Yesterday in a mall I saw a man, hunched over, talking loudly to himself.  The talk didn't seem to make any sense.  I didn't do anything, feeling that I had no right to intrude on him.

But now I'm thinking I was wrong.  He probably was disabled in some way, and perhaps had wandered off from a caretaker.

So here's my suggestion:  how about a public awareness campaign with instructions on what to do when seeing a clearly disabled child or adult wandering on their own.  Perhaps we could be instructed to call 911--I almost did that.  But I'm always afraid of overloading the 911 centers with non-serious calls.

I think all of the other suggestions are valuable, but giving the public an easy way to alert authorities when seeing a wandering disabled person might be very helpful.  Of course there would be false alarm calls, but surely these are less harmful than the dangers an autistic child or adult might encounter on their own.

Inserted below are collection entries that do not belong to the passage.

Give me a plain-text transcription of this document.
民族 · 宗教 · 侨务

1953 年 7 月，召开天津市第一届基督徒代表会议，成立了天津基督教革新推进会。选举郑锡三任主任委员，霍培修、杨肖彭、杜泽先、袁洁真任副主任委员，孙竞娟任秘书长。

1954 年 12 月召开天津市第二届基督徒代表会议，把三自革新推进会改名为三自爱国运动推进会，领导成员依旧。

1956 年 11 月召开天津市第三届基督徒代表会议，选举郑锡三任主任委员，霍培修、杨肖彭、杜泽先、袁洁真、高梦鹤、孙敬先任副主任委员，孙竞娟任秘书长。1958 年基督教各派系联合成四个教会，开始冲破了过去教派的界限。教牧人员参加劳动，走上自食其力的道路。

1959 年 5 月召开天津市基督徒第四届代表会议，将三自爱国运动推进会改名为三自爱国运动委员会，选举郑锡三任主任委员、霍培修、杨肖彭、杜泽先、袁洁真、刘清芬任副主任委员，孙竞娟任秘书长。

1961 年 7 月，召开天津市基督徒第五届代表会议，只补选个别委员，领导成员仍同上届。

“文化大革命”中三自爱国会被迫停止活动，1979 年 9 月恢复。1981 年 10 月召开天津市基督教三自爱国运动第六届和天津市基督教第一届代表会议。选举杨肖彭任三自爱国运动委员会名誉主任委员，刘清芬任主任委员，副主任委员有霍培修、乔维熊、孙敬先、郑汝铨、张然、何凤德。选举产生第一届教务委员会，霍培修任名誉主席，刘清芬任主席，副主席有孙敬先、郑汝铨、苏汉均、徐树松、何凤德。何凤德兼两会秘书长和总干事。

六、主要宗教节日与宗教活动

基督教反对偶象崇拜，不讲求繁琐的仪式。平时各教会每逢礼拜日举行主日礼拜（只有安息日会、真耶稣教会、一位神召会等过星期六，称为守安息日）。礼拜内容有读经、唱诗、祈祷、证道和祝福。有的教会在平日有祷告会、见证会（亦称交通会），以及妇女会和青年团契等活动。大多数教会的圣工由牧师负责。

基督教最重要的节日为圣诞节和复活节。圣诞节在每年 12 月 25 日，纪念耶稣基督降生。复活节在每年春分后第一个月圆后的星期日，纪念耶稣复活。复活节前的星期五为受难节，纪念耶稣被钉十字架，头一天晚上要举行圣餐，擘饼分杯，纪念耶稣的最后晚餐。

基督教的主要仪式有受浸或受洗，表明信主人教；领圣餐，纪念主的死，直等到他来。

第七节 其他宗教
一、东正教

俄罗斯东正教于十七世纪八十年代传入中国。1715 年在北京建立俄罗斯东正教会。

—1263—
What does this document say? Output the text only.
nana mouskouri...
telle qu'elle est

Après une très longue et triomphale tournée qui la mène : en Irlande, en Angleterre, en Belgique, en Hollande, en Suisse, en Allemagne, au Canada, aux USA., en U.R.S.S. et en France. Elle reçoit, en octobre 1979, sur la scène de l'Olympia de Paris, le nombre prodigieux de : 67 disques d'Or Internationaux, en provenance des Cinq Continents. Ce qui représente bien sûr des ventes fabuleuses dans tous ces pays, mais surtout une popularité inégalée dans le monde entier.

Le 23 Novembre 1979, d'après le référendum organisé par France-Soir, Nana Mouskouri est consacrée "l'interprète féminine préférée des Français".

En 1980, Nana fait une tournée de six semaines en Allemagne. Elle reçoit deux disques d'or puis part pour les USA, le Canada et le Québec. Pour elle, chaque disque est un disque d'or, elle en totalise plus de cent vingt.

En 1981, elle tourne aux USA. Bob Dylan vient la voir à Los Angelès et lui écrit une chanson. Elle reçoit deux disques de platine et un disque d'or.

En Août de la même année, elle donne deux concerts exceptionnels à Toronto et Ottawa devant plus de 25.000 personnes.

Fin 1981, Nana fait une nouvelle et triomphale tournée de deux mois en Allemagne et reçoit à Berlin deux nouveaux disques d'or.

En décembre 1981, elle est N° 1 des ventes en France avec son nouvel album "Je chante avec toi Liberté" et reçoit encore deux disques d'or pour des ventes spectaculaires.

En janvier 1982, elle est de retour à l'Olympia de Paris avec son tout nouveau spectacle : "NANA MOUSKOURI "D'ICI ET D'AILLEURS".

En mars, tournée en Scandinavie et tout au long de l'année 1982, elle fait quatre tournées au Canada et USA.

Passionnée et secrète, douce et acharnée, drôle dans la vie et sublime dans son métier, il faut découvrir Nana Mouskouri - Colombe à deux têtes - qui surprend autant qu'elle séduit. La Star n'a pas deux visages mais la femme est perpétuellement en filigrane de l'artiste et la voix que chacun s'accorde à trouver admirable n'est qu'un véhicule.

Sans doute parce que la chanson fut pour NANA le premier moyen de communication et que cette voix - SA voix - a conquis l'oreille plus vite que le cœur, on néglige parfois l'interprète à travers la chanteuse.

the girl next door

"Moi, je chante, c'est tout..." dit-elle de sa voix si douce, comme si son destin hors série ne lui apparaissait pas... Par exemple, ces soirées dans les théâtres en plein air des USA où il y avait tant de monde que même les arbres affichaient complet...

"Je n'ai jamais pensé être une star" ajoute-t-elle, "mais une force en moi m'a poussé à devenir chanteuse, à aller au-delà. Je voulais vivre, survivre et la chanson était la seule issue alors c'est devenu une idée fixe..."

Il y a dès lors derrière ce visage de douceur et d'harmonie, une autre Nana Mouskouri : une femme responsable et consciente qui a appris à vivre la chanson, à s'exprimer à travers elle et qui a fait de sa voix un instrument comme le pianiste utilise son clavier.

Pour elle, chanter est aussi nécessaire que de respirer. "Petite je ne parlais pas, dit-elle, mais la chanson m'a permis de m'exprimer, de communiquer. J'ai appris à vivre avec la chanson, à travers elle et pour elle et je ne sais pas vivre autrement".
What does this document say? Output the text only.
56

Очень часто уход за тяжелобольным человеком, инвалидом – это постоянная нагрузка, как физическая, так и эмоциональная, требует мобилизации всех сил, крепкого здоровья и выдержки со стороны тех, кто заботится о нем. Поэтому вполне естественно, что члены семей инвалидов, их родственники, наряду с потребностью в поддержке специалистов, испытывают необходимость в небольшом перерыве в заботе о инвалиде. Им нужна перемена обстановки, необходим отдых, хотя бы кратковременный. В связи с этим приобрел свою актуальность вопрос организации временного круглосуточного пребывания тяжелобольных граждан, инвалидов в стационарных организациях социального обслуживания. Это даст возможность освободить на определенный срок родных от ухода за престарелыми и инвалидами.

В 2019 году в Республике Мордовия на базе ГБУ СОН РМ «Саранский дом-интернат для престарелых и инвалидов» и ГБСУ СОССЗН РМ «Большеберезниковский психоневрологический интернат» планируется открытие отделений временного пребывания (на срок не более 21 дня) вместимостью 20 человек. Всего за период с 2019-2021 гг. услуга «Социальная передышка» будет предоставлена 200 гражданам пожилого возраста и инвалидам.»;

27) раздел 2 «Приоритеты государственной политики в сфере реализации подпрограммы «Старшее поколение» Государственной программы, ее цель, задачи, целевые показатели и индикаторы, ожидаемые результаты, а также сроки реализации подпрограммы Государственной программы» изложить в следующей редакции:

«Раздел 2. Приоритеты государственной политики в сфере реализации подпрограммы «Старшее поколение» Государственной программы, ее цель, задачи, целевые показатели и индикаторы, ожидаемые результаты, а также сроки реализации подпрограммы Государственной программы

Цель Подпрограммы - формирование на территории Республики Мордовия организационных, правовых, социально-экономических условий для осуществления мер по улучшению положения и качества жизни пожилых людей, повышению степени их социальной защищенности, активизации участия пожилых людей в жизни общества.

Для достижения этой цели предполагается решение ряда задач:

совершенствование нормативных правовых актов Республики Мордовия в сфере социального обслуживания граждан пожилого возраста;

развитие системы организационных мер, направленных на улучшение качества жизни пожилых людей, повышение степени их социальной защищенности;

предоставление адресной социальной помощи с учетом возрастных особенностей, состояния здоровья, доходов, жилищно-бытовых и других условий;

Tuesday, November 12, 2013

Letter-Writing Vrs. E-mail

The New York Times has an op-ed piece here lamenting “The Death of Letter-Writing.”  Apparently, according to the column, famous writers set aside a portion of every day to write letters.

As a high school English teacher for almost 40 years, I have to say I think e-mail is a fabulous invention.  Just as the top readers I taught were kids who early fell in love with reading, and read everything they could find, my top writers were kids who did a lot of writing just for fun.  They wrote poems in chemistry class, and notes to their friends in all of their classes.

E-mail is this kind of daily bread-and-butter writing, just as reading newspapers or John Grisham is daily bread-and-butter reading.  People who are avid e-mail writers develop a fluency and voice and style that spills over to their more formal writing. 


And practically, it’s wonderful to have so much information (reservations, directions, times to meet, etc.) in an easily searchable e-mail database rather than in an overflowing file cabinet or hastily scribbled notes.

Monday, November 11, 2013

Lexile Scores

Oh my.  Apparently the new thing in teaching reading is the Lexile score.  This is a score that supposedly shows how complex the book it, and so at what grade it should be taught.  An English professor in The New Republic argues against the use of the scores here and points out how ridiculous they are.  For example, The Sun Also Rises by Hemingway is rated as an easier book than Charlotte's Web.  Hemingway is writing about the lost generation after WWI, and the main character, who wanders through Spain (as I remember), is impotent because of a war injury.  Charlotte's Web is about a talking spider.  Which one would you give to a third grader? At any rate, I'm afraid everyone is missing the main point about teaching reading these days.

I taught high school English for almost forty years.  Here is what is wrong with the whole Lexile model.

Sophisticated readers acquire their advanced reading skills through wide, avid reading.  There is no shortcut.  And avid readers become avid readers when they fall in love with books, and figure out how to find that next book they will love.  I think it was Katha Pollitt who first used the term “independent reading life.”   The best readers I had in my English classes were always, always, the kids with an independent reading life.

Children don’t develop an independent reading life when someone is always handing them a book and telling them to read it.  First of all, the odds are great that the student simply won’t read the assigned book.  At least half of my students told me, over and over again, both to my face and in anonymous surveys, that they almost never did all of the assigned reading.  Some kids did none of it.  There are all kinds of ways to avoid assigned reading, and my students knew all of them.

Secondly, when you are always just handing a book to a kid and saying “Read this,” he doesn’t develop the interest or ability to find books himself—crucial for developing advanced reading skills. 

You want to raise reading scores?  Open up classrooms to student-selected reading.  Help students find out what kinds of books they enjoy.  Allow time in class for silent reading.  Reward kids who read a lot.